No es ninguna novedad que nuestro convulso presente se sirva de las fábulas que ignoró en su momento para construir las ficciones apocalípticas que inundan los argumentos de las películas de nuestros días. Casi como lo que hacía la censura española con el neorrealismo italiano, colocando una voz en off que dulcificaba los finales amargos, el cine se encargó de rubricar con un final inequívocamente feliz las oscuras moralejas de aquellos cuentos que nos avisaban de lo que estaba por venir. El Lorax es una de ellas.
La película de animación se convierte en una víctima de las supuestas exigencias del mercado infantil, o dicho de otro modo, se adapta a lo que la Universal cree que es el mejor idioma para conquistar a los niños. Bajo este enfoque, se acabó la calidad literaria del cuento y se terminó la riqueza de su lenguaje. En su lugar sólo hay zafias expresiones de mediocre construcción. Puede que la calidad de la película se pueda evaluar del todo con respecto a aquello que añade al cuento original, que coincide justamente con los fragmentos más triviales del filme.
En otras palabras, estamos ante un hermoso cuento infantil, una fábula sobre el amor y respeto al medio ambiente, convertida en un espectáculo palomitero que toma lo anodino por bandera. Alguien debió pensar que sería una mejor película si, a la hora de adaptarla, se tomaba a su público por tonto, cuando cualquier autor solvente sabe en realidad que los niños son quienes mejor absorben las herramientas narrativas del cine.

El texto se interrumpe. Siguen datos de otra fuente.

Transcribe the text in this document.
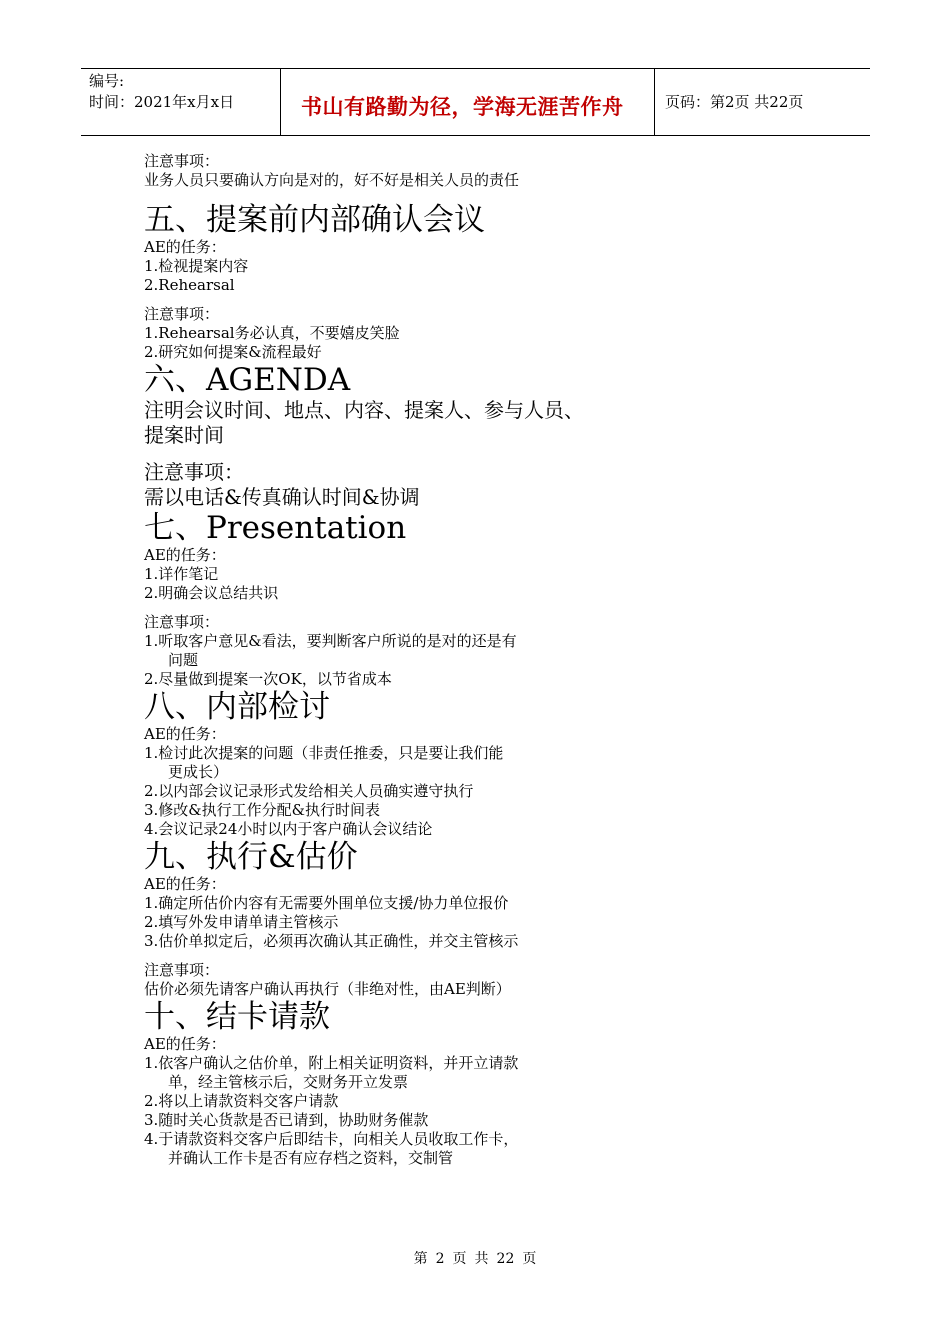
编号:
时间：2021年x月x日	书山有路勤为径，学海无涯苦作舟	页码：第2页 共22页
注意事项：
业务人员只要确认方向是对的，好不好是相关人员的责任
五、提案前内部确认会议
AE的任务：
1.检视提案内容
2.Rehearsal
注意事项：
1.Rehearsal务必认真，不要嬉皮笑脸
2.研究如何提案&流程最好
六、AGENDA
注明会议时间、地点、内容、提案人、参与人员、
提案时间
注意事项：
需以电话&传真确认时间&协调
七、Presentation
AE的任务：
1.详作笔记
2.明确会议总结共识
注意事项：
1.听取客户意见&看法，要判断客户所说的是对的还是有
问题
2.尽量做到提案一次OK，以节省成本
八、内部检讨
AE的任务：
1.检讨此次提案的问题（非责任推委，只是要让我们能
更成长）
2.以内部会议记录形式发给相关人员确实遵守执行
3.修改&执行工作分配&执行时间表
4.会议记录24小时以内于客户确认会议结论
九、执行&估价
AE的任务：
1.确定所估价内容有无需要外围单位支援/协力单位报价
2.填写外发申请单请主管核示
3.估价单拟定后，必须再次确认其正确性，并交主管核示
注意事项：
估价必须先请客户确认再执行（非绝对性，由AE判断）
十、结卡请款
AE的任务：
1.依客户确认之估价单，附上相关证明资料，并开立请款
单，经主管核示后，交财务开立发票
2.将以上请款资料交客户请款
3.随时关心货款是否已请到，协助财务催款
4.于请款资料交客户后即结卡，向相关人员收取工作卡，
并确认工作卡是否有应存档之资料，交制管
第 2 页 共 22 页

En cuanto se aprecia la baja estirpe de un guión que busca siempre plegarse a decisiones convencionales creyendo que garantiza mejor así su supervivencia, todo lo demás se convierte en una cuesta abajo. Lo único a lo que aferrarse como espectador termina siendo el suntuoso colorido que se ha aplicado a su universo geográfico, y la ternura que desprenden las numerosas criaturas del bosque. Lo demás suena tan artificial como el irritante histrionismo al que están sujetos los personajes de la función.
El Lorax podría haber sido así una adaptación insustancial que pasara por la pantalla sin pena ni gloria, generando un necesario debate. ¿Es permisible que el cine de nuestro tiempo se sirva de grandes fábulas para generar películas fallidas? ¿Y hasta dónde llega nuestra permisividad, como espectadores, hacia las fisuras de un producto sólo por estar dirigido a un público infantil? Ahí podría quedar la retórica. Pero su condición de producto comercial diseñado para hacer taquilla a cualquier precio aún le hace escalar un peldaño más en cuanto a su descarada falta de espíritu. La película integra unos pocos números musicales durante la trama de una manera forzada e impostada.
No es una película de animación concebida como un musical, ni mucho menos, sino de una decisión artificial con la que poder rellenar espacios, tapar fisuras y alargar el metraje hasta conformar una duración aceptable. Lo más gracioso es que sus temas rebosan calidad, dentro de su almidonado estilo. Lo que evidencia la estrategia impostora no es la música, sino lo innecesario de su existencia en el desarrollo de la película. Cuídalo, repite con insistencia el último número musical de la película y también la canción que acompaña los créditos finales. En este caso, una palabra vale más que mil imágenes.